Спустилась душная ночь, и когда наш «Олень» встал на якорь под затянутым дымкой звездным покрывалом, я подобрался поближе к спящей девушке. До меня доносился плеск волн, скрип снастей и голоса вахтенных.

— Отодвиньтесь-ка подальше, — проснувшись, прошептала она и прижалась к борту.

— Я хочу показать тебе кое-что.

— Здесь? Сейчас?

Она задавала вопросы таким же недоверчивым тоном, которым говорила мадам Дюраль, когда мы с ней обсуждали оплату моей комнаты.

— Ты ведь говорила, что в истории все ясно и понятно.

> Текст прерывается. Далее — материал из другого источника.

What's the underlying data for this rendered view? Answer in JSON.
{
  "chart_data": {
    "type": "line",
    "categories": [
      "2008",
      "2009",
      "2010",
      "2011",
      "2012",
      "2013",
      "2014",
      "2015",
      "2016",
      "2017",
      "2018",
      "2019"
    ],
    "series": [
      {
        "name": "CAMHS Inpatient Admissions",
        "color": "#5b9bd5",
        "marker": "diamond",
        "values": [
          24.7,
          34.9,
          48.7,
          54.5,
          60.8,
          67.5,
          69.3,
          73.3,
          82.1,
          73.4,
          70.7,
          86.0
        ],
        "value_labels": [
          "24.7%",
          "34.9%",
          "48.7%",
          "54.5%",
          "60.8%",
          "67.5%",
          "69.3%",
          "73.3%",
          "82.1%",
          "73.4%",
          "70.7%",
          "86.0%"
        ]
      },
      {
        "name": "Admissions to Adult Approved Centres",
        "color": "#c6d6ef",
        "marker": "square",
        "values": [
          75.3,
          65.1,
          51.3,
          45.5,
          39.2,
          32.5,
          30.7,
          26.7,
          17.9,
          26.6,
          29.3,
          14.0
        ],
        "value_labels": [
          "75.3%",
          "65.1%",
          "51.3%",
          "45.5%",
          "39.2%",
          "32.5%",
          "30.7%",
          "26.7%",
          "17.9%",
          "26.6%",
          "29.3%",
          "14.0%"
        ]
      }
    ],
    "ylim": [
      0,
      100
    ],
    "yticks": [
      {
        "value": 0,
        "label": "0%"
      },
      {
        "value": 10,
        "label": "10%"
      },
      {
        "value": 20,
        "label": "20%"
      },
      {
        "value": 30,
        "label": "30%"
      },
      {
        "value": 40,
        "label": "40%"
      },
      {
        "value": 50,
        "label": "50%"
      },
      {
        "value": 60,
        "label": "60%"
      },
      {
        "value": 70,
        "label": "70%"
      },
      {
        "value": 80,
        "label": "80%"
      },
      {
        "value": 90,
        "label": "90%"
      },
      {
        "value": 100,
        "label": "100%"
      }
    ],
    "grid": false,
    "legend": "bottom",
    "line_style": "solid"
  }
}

Взгляни-ка на это.

Я вручил ей медальон. Он был едва различимым в тусклом свете палубного фонаря.

Астиза ощупала его пальцами и молча втянула в себя воздух.

— Откуда он у вас?

Ее глаза заинтересованно сверкнули, а губы приоткрылись.

— Я выиграл его в карты в Париже.

— У кого выиграли?

— У одного французского солдата. Есть версия, что его сделали в Египте. Он говорил, что эта штуковина принадлежала Клеопатре.

— А может, вы украли его у того солдата?

Почему она об этом спросила?

— Нет, просто обыграл его в карты. Ты сильна в религиозных вопросах. Скажи, известно ли тебе что-нибудь об этом медальоне?

Повертев его в руках, она так расправила стрелки подвесок, что они образовали латинскую букву «V», потом повертела сам диск, ощупывая пальцами его знаки.

— Трудно так сразу сказать.

Очередное разочарование.

— Ну хоть сделали-то его в Египте?

Она подняла медальон, пытаясь разглядеть его в тусклом свете.

— Разве что в очень древние времена. Он выглядит грубым и первобытным… Значит, из-за него и интересовался вами тот араб.

— А ты видишь все эти отверстия? Что они могут значить?

Немного подумав, Астиза откинулась на спину и протянула диск к небу.

— Видите, как интересно проходит через них свет. Очевидно, они обозначают очертания какого-то созвездия.

— Созвездия?

— Смысл жизни написан на небесах, американец. Смотрите!

Она показала на юг, на яркую звезду, только что поднявшуюся над горизонтом.

— Это Сириус. А при чем тут он?

— Это звезда Исиды, звезда нового года. Она ждет нас.